Saint Mary’s was another slow-paced offensive team looking to space the floor and use ball screens and post-ups to find efficient shots; they finished 11th in the country in adjusted offensive efficiency that season.
Nearly every role player they had was an above average three-point shooter; all were players that you need to take away the attempt from. Which, of course, would put defenses in nearly impossible situations when Naar and Landale were running ball screens.
We (NMSU) had a 5-foot-9 point guard, usually preventing us from just switching the ball screen. Landale (6-foot-11) was maybe the best back-to-the-basket player in the country that season; if we we put a 5’9 defender, on him we were going to have to eventually send two to the ball and give up threes.

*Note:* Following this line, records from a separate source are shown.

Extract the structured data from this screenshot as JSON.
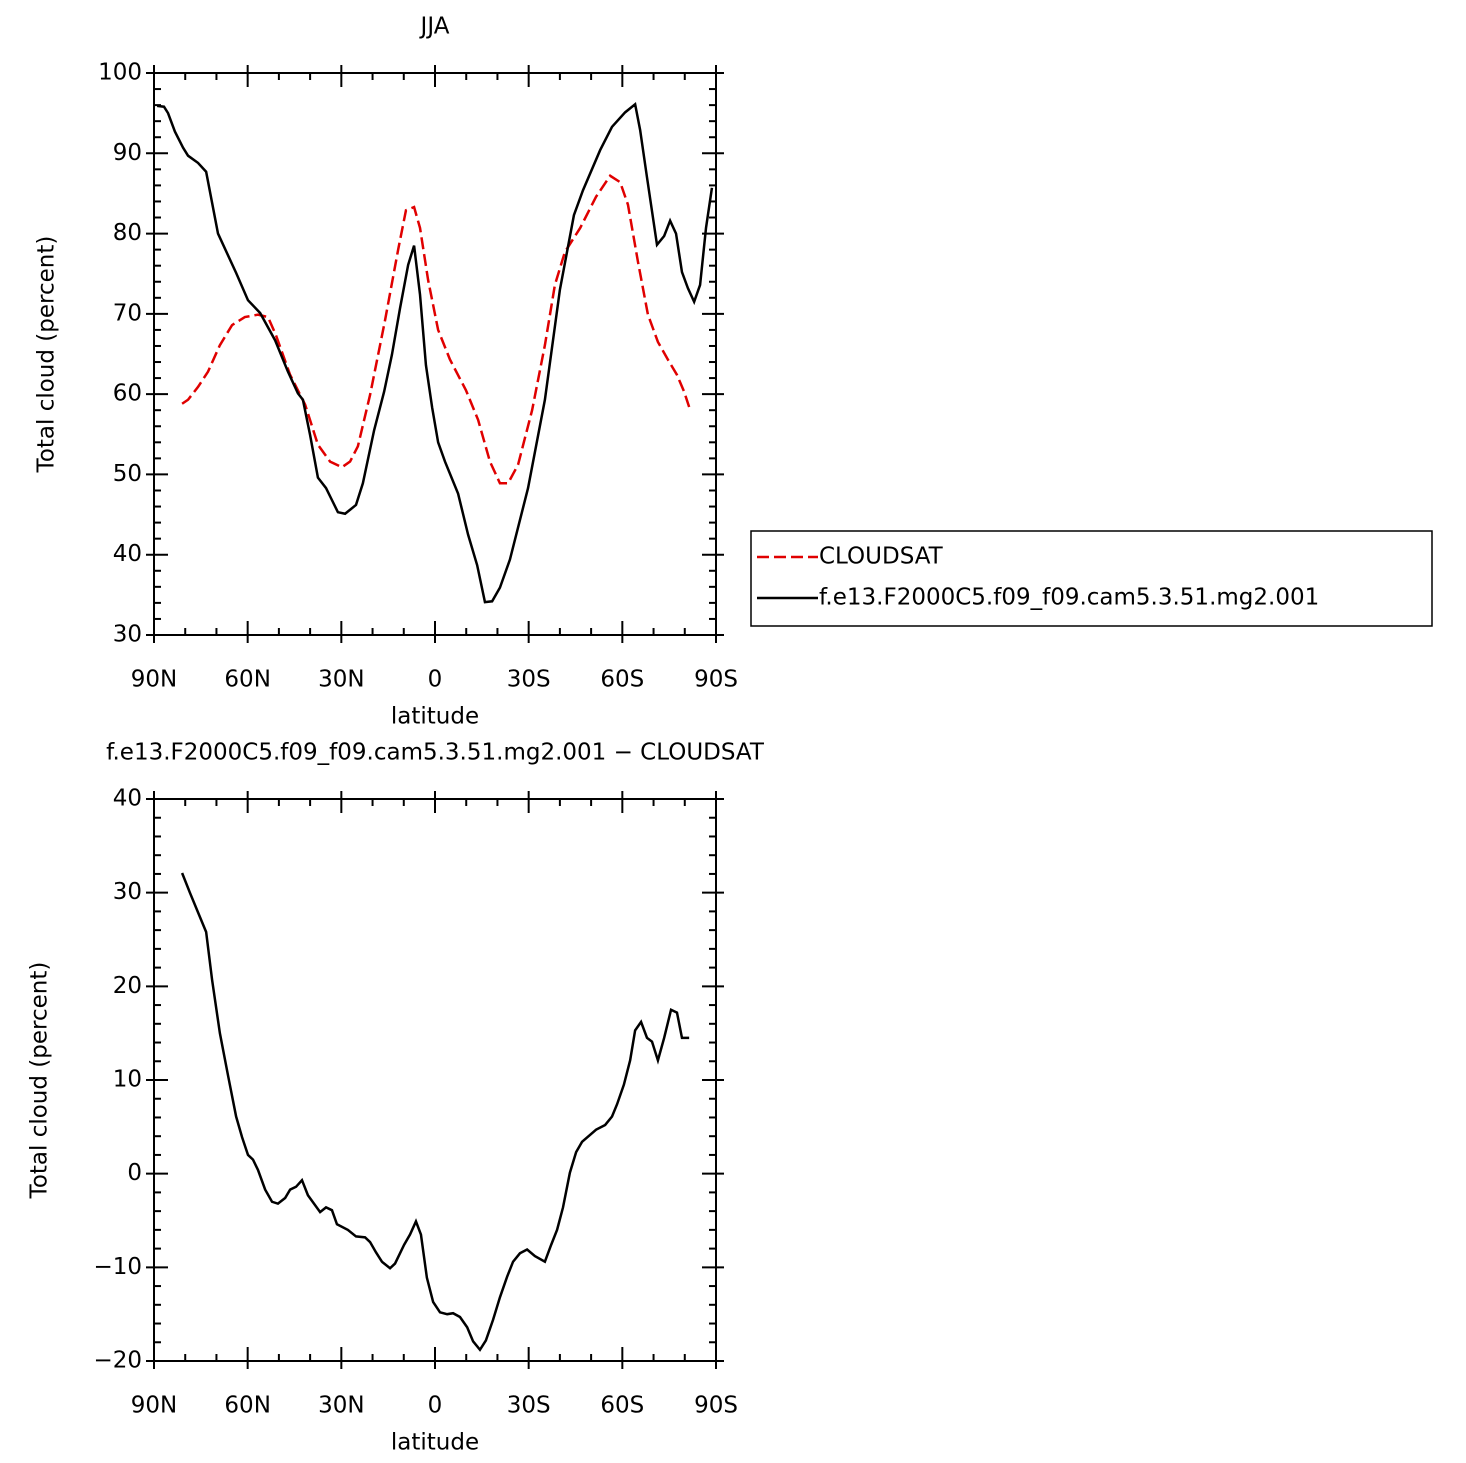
{
  "chart_data": [
    {
      "type": "line",
      "title": "JJA",
      "xlabel": "latitude",
      "ylabel": "Total cloud (percent)",
      "xlim": [
        90,
        -90
      ],
      "ylim": [
        30,
        100
      ],
      "xticks": [
        {
          "value": 90,
          "label": "90N"
        },
        {
          "value": 60,
          "label": "60N"
        },
        {
          "value": 30,
          "label": "30N"
        },
        0,
        {
          "value": -30,
          "label": "30S"
        },
        {
          "value": -60,
          "label": "60S"
        },
        {
          "value": -90,
          "label": "90S"
        }
      ],
      "yticks": [
        30,
        40,
        50,
        60,
        70,
        80,
        90,
        100
      ],
      "legend": "right",
      "series": [
        {
          "name": "CLOUDSAT",
          "color": "#e00000",
          "dash": true,
          "x": [
            81.0,
            79.1,
            75.9,
            72.7,
            68.9,
            65.0,
            60.9,
            56.7,
            53.5,
            51.0,
            46.4,
            41.6,
            37.5,
            33.6,
            29.8,
            27.2,
            24.7,
            20.8,
            16.0,
            11.8,
            9.3,
            6.7,
            4.8,
            2.2,
            -1.0,
            -4.8,
            -9.9,
            -13.8,
            -17.6,
            -20.8,
            -23.4,
            -26.6,
            -31.1,
            -35.2,
            -38.4,
            -41.6,
            -46.5,
            -51.6,
            -56.1,
            -59.3,
            -61.8,
            -65.0,
            -68.2,
            -71.4,
            -74.6,
            -77.5,
            -79.8,
            -81.4
          ],
          "values": [
            58.8,
            59.3,
            60.9,
            62.8,
            66.1,
            68.6,
            69.6,
            69.9,
            69.6,
            67.4,
            62.4,
            58.7,
            53.7,
            51.6,
            50.9,
            51.6,
            53.5,
            59.9,
            69.2,
            78.0,
            82.9,
            83.3,
            80.7,
            74.2,
            68.0,
            64.3,
            60.5,
            56.8,
            51.6,
            48.9,
            48.9,
            51.2,
            58.0,
            66.1,
            73.6,
            77.7,
            80.7,
            84.6,
            87.2,
            86.4,
            83.6,
            76.5,
            69.9,
            66.5,
            64.3,
            62.4,
            60.3,
            58.4
          ]
        },
        {
          "name": "f.e13.F2000C5.f09_f09.cam5.3.51.mg2.001",
          "color": "#000000",
          "dash": false,
          "x": [
            89.0,
            86.8,
            85.5,
            83.3,
            80.7,
            79.1,
            75.9,
            73.3,
            69.5,
            63.7,
            59.9,
            56.0,
            51.2,
            47.1,
            43.9,
            42.3,
            40.0,
            37.5,
            34.9,
            33.0,
            31.1,
            28.8,
            27.2,
            25.3,
            23.1,
            19.5,
            16.3,
            13.8,
            11.2,
            8.6,
            6.7,
            4.8,
            2.9,
            0.9,
            -1.0,
            -3.2,
            -7.4,
            -10.6,
            -13.5,
            -16.0,
            -18.3,
            -20.8,
            -24.0,
            -29.8,
            -35.2,
            -40.0,
            -44.5,
            -47.4,
            -52.9,
            -56.7,
            -60.9,
            -64.1,
            -65.7,
            -67.9,
            -71.1,
            -73.4,
            -75.3,
            -77.2,
            -79.1,
            -81.0,
            -83.0,
            -84.9,
            -86.8,
            -88.7
          ],
          "values": [
            95.9,
            95.8,
            95.0,
            92.7,
            90.7,
            89.7,
            88.8,
            87.7,
            80.0,
            75.1,
            71.7,
            70.1,
            66.7,
            62.8,
            60.1,
            59.3,
            54.9,
            49.6,
            48.3,
            46.8,
            45.3,
            45.1,
            45.6,
            46.2,
            48.9,
            55.5,
            60.3,
            64.9,
            70.7,
            76.1,
            78.5,
            72.4,
            63.6,
            58.3,
            54.0,
            51.6,
            47.6,
            42.5,
            38.7,
            34.1,
            34.2,
            35.9,
            39.4,
            48.3,
            59.3,
            73.0,
            82.3,
            85.4,
            90.4,
            93.3,
            95.1,
            96.1,
            92.9,
            87.0,
            78.6,
            79.7,
            81.6,
            80.0,
            75.2,
            73.2,
            71.5,
            73.6,
            80.7,
            85.7
          ]
        }
      ]
    },
    {
      "type": "line",
      "title": "f.e13.F2000C5.f09_f09.cam5.3.51.mg2.001 − CLOUDSAT",
      "xlabel": "latitude",
      "ylabel": "Total cloud (percent)",
      "xlim": [
        90,
        -90
      ],
      "ylim": [
        -20,
        40
      ],
      "xticks": [
        {
          "value": 90,
          "label": "90N"
        },
        {
          "value": 60,
          "label": "60N"
        },
        {
          "value": 30,
          "label": "30N"
        },
        0,
        {
          "value": -30,
          "label": "30S"
        },
        {
          "value": -60,
          "label": "60S"
        },
        {
          "value": -90,
          "label": "90S"
        }
      ],
      "yticks": [
        {
          "value": -20,
          "label": "−20"
        },
        {
          "value": -10,
          "label": "−10"
        },
        0,
        10,
        20,
        30,
        40
      ],
      "series": [
        {
          "color": "#000000",
          "dash": false,
          "x": [
            81.0,
            78.5,
            75.9,
            73.3,
            71.4,
            68.9,
            66.3,
            63.7,
            61.8,
            59.9,
            58.3,
            56.7,
            54.4,
            52.2,
            50.3,
            48.0,
            46.4,
            44.5,
            42.6,
            40.7,
            36.8,
            34.9,
            33.0,
            31.4,
            27.9,
            25.3,
            22.4,
            20.8,
            18.9,
            17.0,
            14.4,
            12.8,
            9.9,
            8.0,
            6.1,
            4.5,
            2.6,
            0.6,
            -1.6,
            -3.9,
            -5.8,
            -8.0,
            -10.3,
            -12.2,
            -14.4,
            -16.3,
            -18.6,
            -20.8,
            -23.1,
            -25.0,
            -27.2,
            -29.5,
            -32.0,
            -35.2,
            -37.2,
            -39.1,
            -41.0,
            -43.2,
            -45.2,
            -47.1,
            -51.6,
            -54.5,
            -56.7,
            -58.3,
            -60.5,
            -62.5,
            -64.1,
            -66.0,
            -67.9,
            -69.5,
            -71.4,
            -73.4,
            -75.6,
            -77.5,
            -79.1,
            -81.4
          ],
          "values": [
            32.1,
            30.0,
            27.9,
            25.8,
            20.7,
            15.0,
            10.5,
            6.1,
            3.9,
            2.0,
            1.5,
            0.4,
            -1.7,
            -3.0,
            -3.2,
            -2.6,
            -1.7,
            -1.4,
            -0.7,
            -2.3,
            -4.1,
            -3.6,
            -3.9,
            -5.4,
            -6.0,
            -6.7,
            -6.8,
            -7.3,
            -8.4,
            -9.4,
            -10.1,
            -9.6,
            -7.6,
            -6.5,
            -5.1,
            -6.5,
            -11.1,
            -13.7,
            -14.8,
            -15.0,
            -14.9,
            -15.3,
            -16.4,
            -17.9,
            -18.8,
            -17.8,
            -15.6,
            -13.2,
            -11.0,
            -9.4,
            -8.5,
            -8.1,
            -8.8,
            -9.4,
            -7.6,
            -6.0,
            -3.6,
            0.1,
            2.3,
            3.4,
            4.7,
            5.2,
            6.1,
            7.4,
            9.5,
            12.1,
            15.3,
            16.2,
            14.5,
            14.1,
            12.1,
            14.5,
            17.5,
            17.2,
            14.5,
            14.5
          ]
        }
      ]
    }
  ]
}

Naar was an extremely good player, but had a pass-first approach with funky shooting form. Granted, he shot 41% from three in his career—but he took nearly twice as many twos than threes.
We felt like Saint Mary’s was at their best when they were using their talent to generate open threes for others. With switching out of the question, that meant trying to force Naar to beat us as a scorer in ball screens.
Our ball screen coverage for that game called for the three players NOT involved in the ball screen to essentially give NO help. No tagging. No squeezing the roller.
The results? Well, if the goal was simply forcing Naar to beat us, the approach was certainly successful. He took 15 two-pointers, the second most in any game of his Saint Mary’s career.
Unfortunately for us, he made nine of those shots and Saint Mary’s scored 1.41 points per possession.
Three of those nine baskets were simply straight line drives to the rim for Naar, almost completely unimpeded. But even when our guards did a better job of fighting through the screen and staying even, Naar made us pay, as he used his size to finish (and never bailed us out by settling for mid-range looks).
There are some things we could’ve tweaked in our coverage—and did tweak in the second half, before eventually playing some zone. We tinkered with going over/under the screen and putting more size on Naar.
But we also only have a 40-minute sample to go off. The bottom-line results were decidedly poor, but who’s really to say if our process and philosophy were truly sub-optimal?
The larger point to be made here is on a macro level, around creating gameplans. Whether you are using analytics or traditional scouting, it can be easy to determine what not to do. We didn’t want to give up spot-up threes or Landale rolls.
You learn quickly that telling a coach what not to do gets you nowhere. There need to be solutions immediately to follow. But if those solutions are extreme enough, they can take you out of sample entirely, without any relevant film or data to analyze.